One day we will look back at this practice and ask, "Did they really think that helped?"

Comments

KD said…
Ok, can you please dumb it down for me a little bit? :(

"So you filtered a hyper-glycemic insulin dependent diabetic on purpose?" Obviously you're mentioning this because it's a problem... can you explain why? (in simple terms for me) :D

You also said:
One day we will look back at this practice and ask, "Did they really think that helped?"

I don't know if it's the lack of sleep from newborn exhaustion-ness or what, but can you explain why you think dialysis is for the birds?

Thanks, I really enjoy reading ~ obviously, since I'm asking for more!!
The Happy Medic said…
KD,
Dialysis does to the body what the kidneys can not, filtering out waste and electrolytes.

A person needs to be in otherwise good health to undergo the procedure and, often, it is done 3 times a week early in the morning so one can fast, filter, then eat.

In this case, this man had not taken his insulin and would not be able to until after his procedure, knocking his already weak system in "shock" (Don't get on me industry folk).

Had they deferred his treatment until his blood sugar had normalized, he would likely be fine.

As far as thinking dialysis is for the birds, I don't, I just think it's like a crutch we lean on instead of focusing on healing.
Imagine if we could grow people new kidneys and get them off of these archaic pumps?

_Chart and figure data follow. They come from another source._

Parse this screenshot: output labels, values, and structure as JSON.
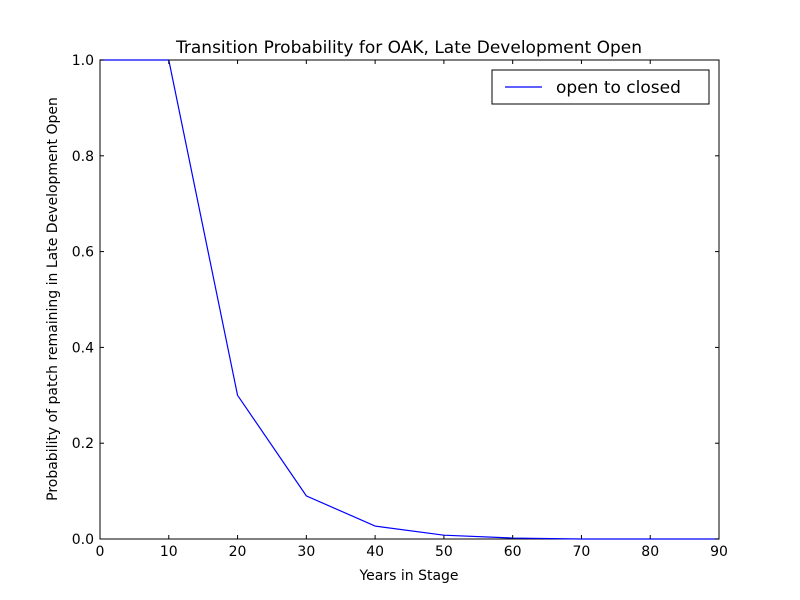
{
  "chart_data": {
    "type": "line",
    "title": "Transition Probability for OAK, Late Development Open",
    "xlabel": "Years in Stage",
    "ylabel": "Probability of patch remaining in Late Development Open",
    "xlim": [
      0,
      90
    ],
    "ylim": [
      0.0,
      1.0
    ],
    "xticks": [
      "0",
      "10",
      "20",
      "30",
      "40",
      "50",
      "60",
      "70",
      "80",
      "90"
    ],
    "yticks": [
      "0.0",
      "0.2",
      "0.4",
      "0.6",
      "0.8",
      "1.0"
    ],
    "grid": false,
    "legend_position": "top-right",
    "series": [
      {
        "name": "open to closed",
        "color": "#0000ff",
        "x": [
          0,
          10,
          20,
          30,
          40,
          50,
          60,
          70,
          80,
          90
        ],
        "y": [
          1.0,
          1.0,
          0.3,
          0.09,
          0.027,
          0.008,
          0.002,
          0.0,
          0.0,
          0.0
        ]
      }
    ]
  }
}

We could but a minority of folks are against cloning organs for life saving measures.

For the time being, people need it to survive, I just think we'll look back and see a solution had been right in front of us the whole time.
KD said…
Ah, that really illuminates your post. Thanks for taking the time to do so. :)
Interesting. Thanks for breaking it down for KD- I learned a few things from your explanation as well.
Anonymous said…
Thanks for the break down HM - I was going to play 'Dumb Dispatch with NO medical training' and ask for a break down myself.

Maybe one day we won't have to depend on dialysis so much, but if the people who worked in those centres were more 'caring' and 'understanding' of a persons other medical history then you wouldn't be called there for the diabetic with a altered consciousness.

I must comment that I don't know when that last time I sent a medic to a dialysis clinic was. I don't know if that is because the clinics up here in Canada are ultimately run by the government, or if the medical staff pay more attention to a person's other medical conditions. On a side note to my side note, I am sure at some point I have sent medics to a dialysis clinic, but it certainly didn't make an impression.
Michael Morse said…
It really is another world in those places, we go to several. Private ambulances handle the transports, we, (911) handles the emergencies, of which there are many.

I loved that scene in Star Trek. I hope we do appear tp be barbarians sooner rather than later. All the fuss about DNA and Stem Cells seems to have died down.